Said juga kembali menyorot praktek Islamisasi kalangan radikal. Menurut dia, metode dak'wah tidaklah bisa dilakukan dengan cara-cara kekerasan lantaran Islam mendorong proses yang damai. "Tidak ada paksaan dalam beragama," ujarnya.

Ketua Panitia Harlah 85 PBNU, KH As'ad Said Ali menjelaskan, peringatan diwarnai serangkaian kegiatan di sejumlah kota. Beberapa diantaranya seminar dan pameran UKM di Jakarta, Bandung dan Surabaya.

Hari jadi NU ke 85 merupakan perhitungan menurut kalender Masehi. Organisasi keagamaan terbesar di Indonesia ini lahir pada tanggal 31 Januari 1926 M atau 16 Rajab 1344 Hijriah. Dalam kalender Islam, NU saat ini berusia 88 tahun.
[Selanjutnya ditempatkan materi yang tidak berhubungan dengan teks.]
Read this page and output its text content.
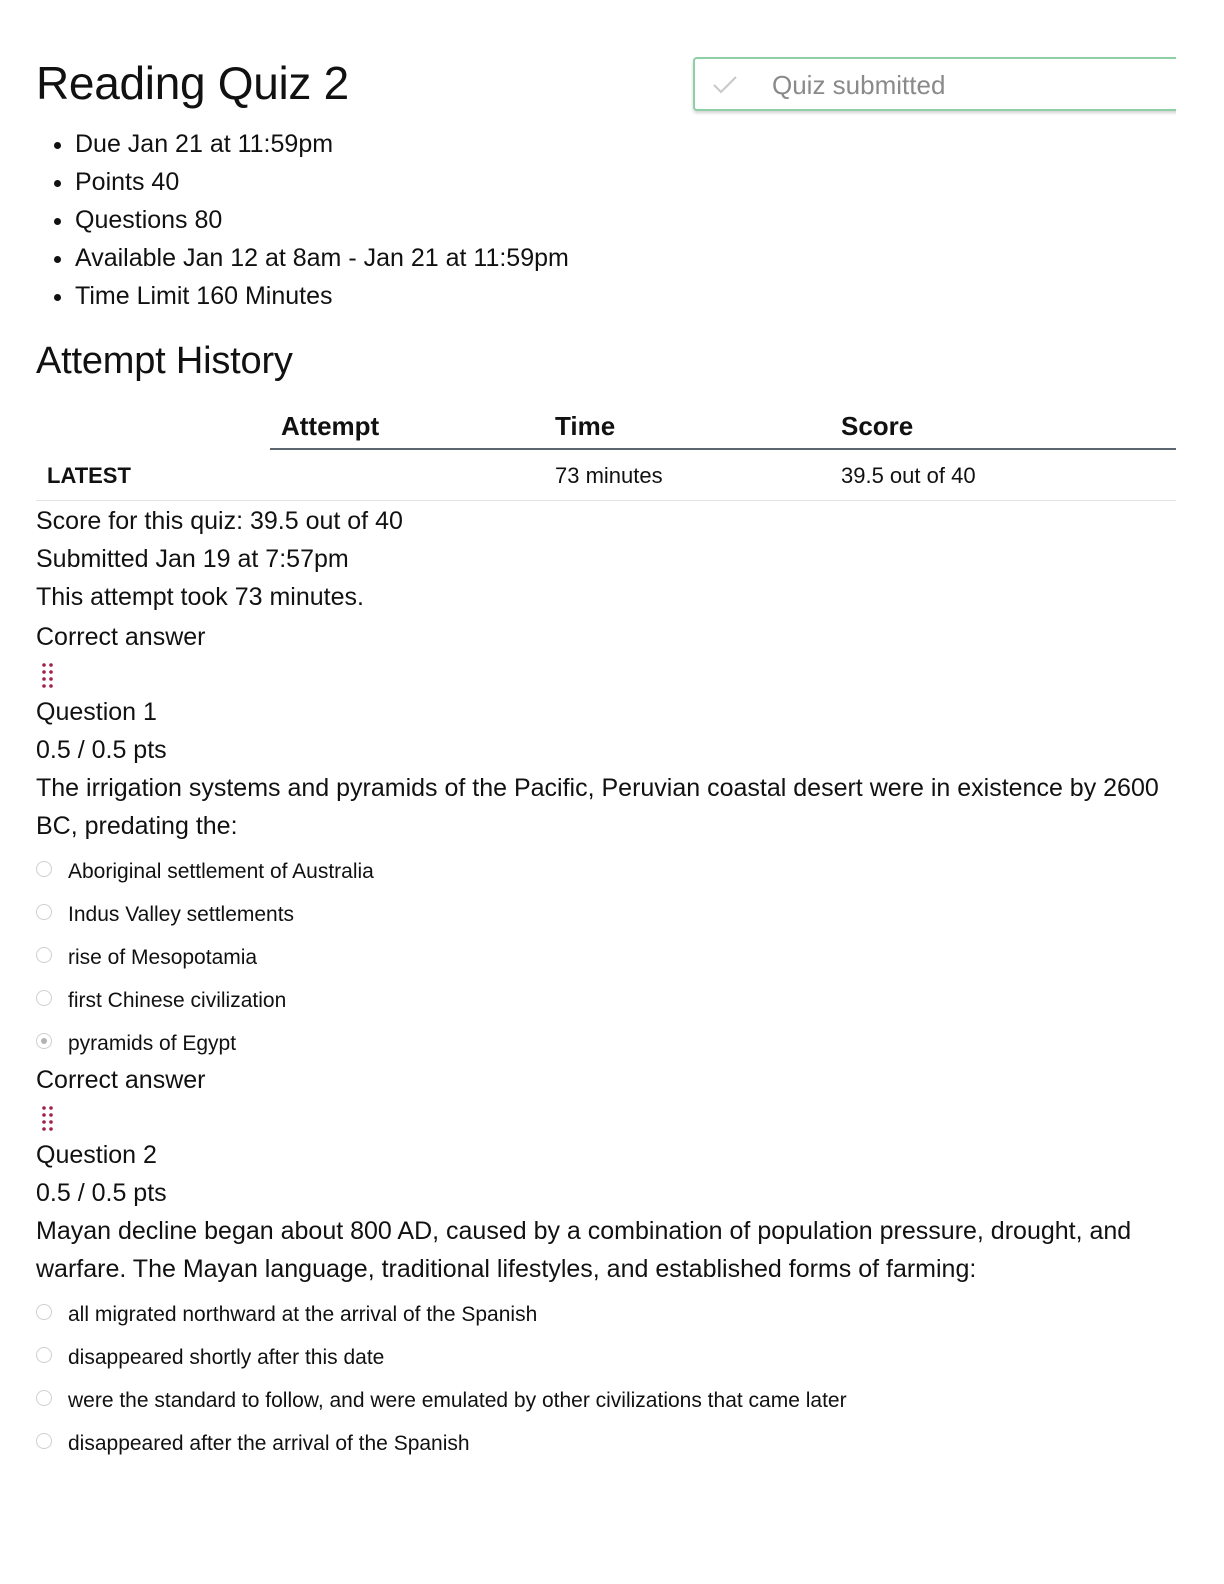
Reading Quiz 2	Quiz submitted
• Due Jan 21 at 11:59pm
• Points 40
• Questions 80
• Available Jan 12 at 8am - Jan 21 at 11:59pm
• Time Limit 160 Minutes
Attempt History
Attempt	Time	Score
LATEST	73 minutes	39.5 out of 40
Score for this quiz: 39.5 out of 40
Submitted Jan 19 at 7:57pm
This attempt took 73 minutes.
Correct answer
Question 1
0.5 / 0.5 pts
The irrigation systems and pyramids of the Pacific, Peruvian coastal desert were in existence by 2600 BC, predating the:
Aboriginal settlement of Australia
Indus Valley settlements
rise of Mesopotamia
first Chinese civilization
pyramids of Egypt
Correct answer
Question 2
0.5 / 0.5 pts
Mayan decline began about 800 AD, caused by a combination of population pressure, drought, and warfare. The Mayan language, traditional lifestyles, and established forms of farming:
all migrated northward at the arrival of the Spanish
disappeared shortly after this date
were the standard to follow, and were emulated by other civilizations that came later
disappeared after the arrival of the Spanish
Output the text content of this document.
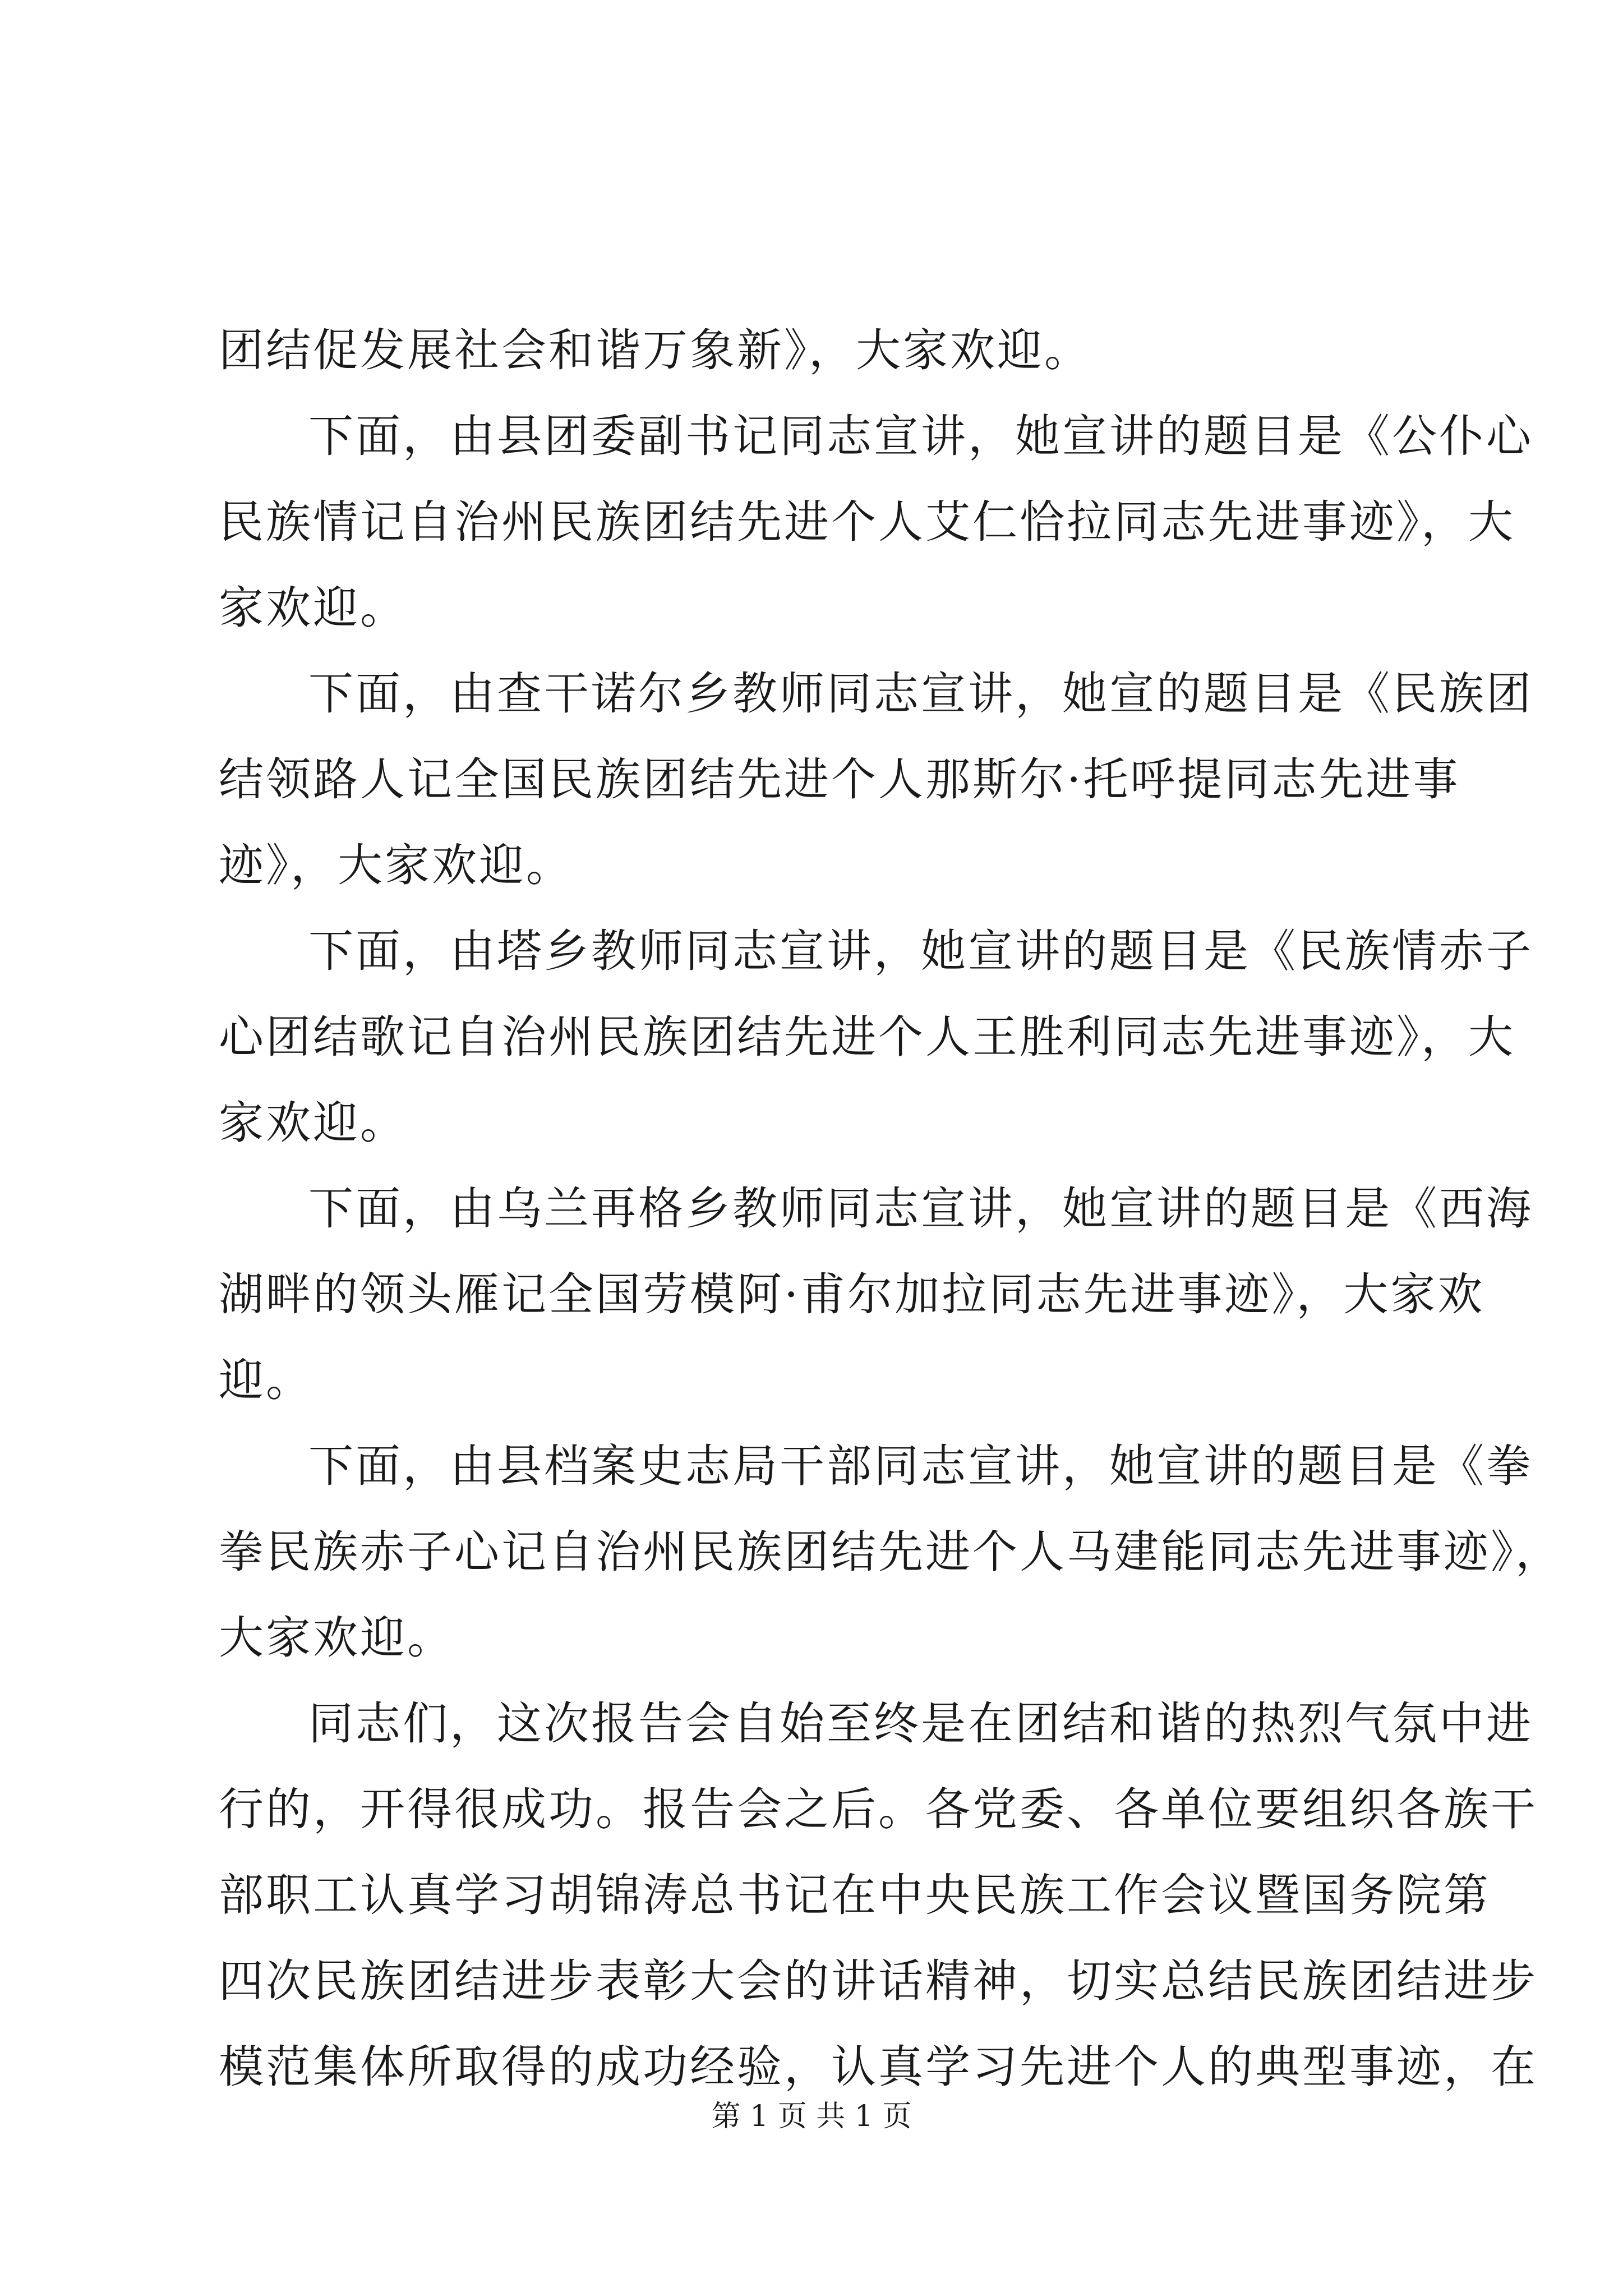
团结促发展社会和谐万象新》，大家欢迎。
下面，由县团委副书记同志宣讲，她宣讲的题目是《公仆心
民族情记自治州民族团结先进个人艾仁恰拉同志先进事迹》，大
家欢迎。
下面，由查干诺尔乡教师同志宣讲，她宣的题目是《民族团
结领路人记全国民族团结先进个人那斯尔·托呼提同志先进事
迹》，大家欢迎。
下面，由塔乡教师同志宣讲，她宣讲的题目是《民族情赤子
心团结歌记自治州民族团结先进个人王胜利同志先进事迹》，大
家欢迎。
下面，由乌兰再格乡教师同志宣讲，她宣讲的题目是《西海
湖畔的领头雁记全国劳模阿·甫尔加拉同志先进事迹》，大家欢
迎。
下面，由县档案史志局干部同志宣讲，她宣讲的题目是《拳
拳民族赤子心记自治州民族团结先进个人马建能同志先进事迹》，
大家欢迎。
同志们，这次报告会自始至终是在团结和谐的热烈气氛中进
行的，开得很成功。报告会之后。各党委、各单位要组织各族干
部职工认真学习胡锦涛总书记在中央民族工作会议暨国务院第
四次民族团结进步表彰大会的讲话精神，切实总结民族团结进步
模范集体所取得的成功经验，认真学习先进个人的典型事迹，在
第 1 页 共 1 页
As'ad menjelaskan, perayaan ini sengaja digaungkan secara besar-besaran lantaran dunia peradaban Islam tengah dirundung berbagai masalah seperti fenomena Islamphobia di dunia Barat, dan gejolak politik di sejumlah negara Islam di Timur Tengah.

Di tingkat lokal, kata As'ad, Indonesia juga menghadapi persoalan radikalisasi dunia Islam yang berujung pada aksi kekerasan terorisme. Untuk merespon persoalan itu, PBNU berencana mendatangkan ulama asal Afganistan dalam salah satu sesi seminar. "Prinsipnya membangun peradaban dunia islam yang santun dan damai," kata As'ad.

Menurut rencana, kata As'ad, puncak acara akan dilangsungkan di Gelora Bung Karno pada bulan Juli mendatang yang akan dihadiri 120 ribu kaum nahdhiyin.